After laying in the same position for several minutes or hours, the muscles lose some tone and tighten, so stretching is an effective way to loosen them. This stretch is a normal part of a dog’s daily routine and is a sign of a well-rested dog.
The Pain Stretch
Sometimes, however, a dog’s stretch can indicate discomfort or pain. One such stretch is the “prayer position,” where the dog’s front legs and chest are on the ground, and its rear end is raised. This stretch can be a sign of abdominal pain or discomfort. If your dog is performing this stretch frequently, the dog might be suffering from a medical condition (e.g., pancreatitis, Giardia, bloating etc,). If you notice this behaviour, it’s important to consult with your veterinarian as soon as possible.
The Stretch as a Trick
We can teach our dogs to perform a stretch known as the ‘bow’ on verbal or visual cue. It also helps provide our dog with a great stretch as well as a cute party-trick.
Here is a snippet example of me mucking around with this behaviour with my rescue dog, Hattie. It isn’t an elegant bow as she is an old dog and I am not seeking perfection with this, however it is something we find great fun to do together.
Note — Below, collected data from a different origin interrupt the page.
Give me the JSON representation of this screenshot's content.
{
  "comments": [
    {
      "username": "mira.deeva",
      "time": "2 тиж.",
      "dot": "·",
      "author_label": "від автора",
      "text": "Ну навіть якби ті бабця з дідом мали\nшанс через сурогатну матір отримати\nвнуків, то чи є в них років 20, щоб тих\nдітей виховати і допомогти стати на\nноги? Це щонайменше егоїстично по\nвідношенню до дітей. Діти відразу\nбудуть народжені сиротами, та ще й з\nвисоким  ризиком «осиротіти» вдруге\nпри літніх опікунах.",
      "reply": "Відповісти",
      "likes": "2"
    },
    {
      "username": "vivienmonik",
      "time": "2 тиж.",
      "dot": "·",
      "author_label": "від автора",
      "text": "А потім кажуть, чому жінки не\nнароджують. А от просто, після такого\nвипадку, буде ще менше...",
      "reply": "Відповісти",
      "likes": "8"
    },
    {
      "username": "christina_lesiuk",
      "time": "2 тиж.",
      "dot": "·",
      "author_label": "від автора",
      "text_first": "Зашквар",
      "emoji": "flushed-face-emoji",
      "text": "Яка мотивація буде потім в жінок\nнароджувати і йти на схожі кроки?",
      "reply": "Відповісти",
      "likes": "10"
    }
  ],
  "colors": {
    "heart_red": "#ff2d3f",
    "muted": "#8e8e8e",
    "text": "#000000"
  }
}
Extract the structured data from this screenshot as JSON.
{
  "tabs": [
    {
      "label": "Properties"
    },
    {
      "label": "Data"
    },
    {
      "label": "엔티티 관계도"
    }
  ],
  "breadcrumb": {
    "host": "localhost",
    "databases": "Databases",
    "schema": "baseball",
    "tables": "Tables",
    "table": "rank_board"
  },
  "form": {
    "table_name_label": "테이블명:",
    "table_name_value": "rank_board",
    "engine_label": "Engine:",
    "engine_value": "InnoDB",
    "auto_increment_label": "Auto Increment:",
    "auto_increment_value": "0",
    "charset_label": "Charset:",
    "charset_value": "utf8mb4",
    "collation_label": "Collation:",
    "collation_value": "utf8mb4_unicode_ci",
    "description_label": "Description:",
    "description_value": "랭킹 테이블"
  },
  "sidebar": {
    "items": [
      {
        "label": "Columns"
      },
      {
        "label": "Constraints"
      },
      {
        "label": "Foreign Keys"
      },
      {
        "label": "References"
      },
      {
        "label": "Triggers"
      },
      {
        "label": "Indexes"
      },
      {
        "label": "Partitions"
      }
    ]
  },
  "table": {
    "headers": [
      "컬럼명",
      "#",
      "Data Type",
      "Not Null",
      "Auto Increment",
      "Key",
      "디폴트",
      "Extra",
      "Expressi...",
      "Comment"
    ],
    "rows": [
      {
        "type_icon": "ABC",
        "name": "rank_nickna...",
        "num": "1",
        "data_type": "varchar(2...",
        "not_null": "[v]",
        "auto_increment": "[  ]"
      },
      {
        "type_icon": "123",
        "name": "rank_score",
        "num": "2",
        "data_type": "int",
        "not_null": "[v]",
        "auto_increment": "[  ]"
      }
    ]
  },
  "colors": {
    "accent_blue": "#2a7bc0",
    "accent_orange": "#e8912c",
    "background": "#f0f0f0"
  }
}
When a dog is cautious or uncertain, their stretching behaviour may reflect this emotional state. For instance, when a dog is offered a treat by an unfamiliar person, the dog might stretch their front end towards the treat while their rear end stays planted to the spot, appearing fairly rigid. This behaviour can be seen as a conflict of emotions. The dog is interested in the treat, hence the forward stretch, but is also wary of the unfamiliar person, hence the rigid rear end. This stretching behaviour is a nonverbal communication tool, where the dog is emotionally conflicted – showing both interest and caution at the same time. This is where we need to be careful to avoid overwhelming our pet where food is presented as a sort of lure to create an interaction/ get them to move towards the perceived ‘scary’ thing.
It’s important to note that dogs use body language as a primary form of communication. Understanding these subtle cues can help us better interact with our canine companions and respect their boundaries. If a dog shows signs of discomfort or unease, it’s crucial to give them space and allow them to approach at their own pace.
While stretching is a normal behaviour in dogs, it’s crucial to pay attention to the type and frequency of the stretches and the contexts in which they are occurring in order to determine the function the stretch is serving . Understanding the differences between these stretches can help you better understand your dog’s behaviour and health. How many of these stretches do you see with your dog?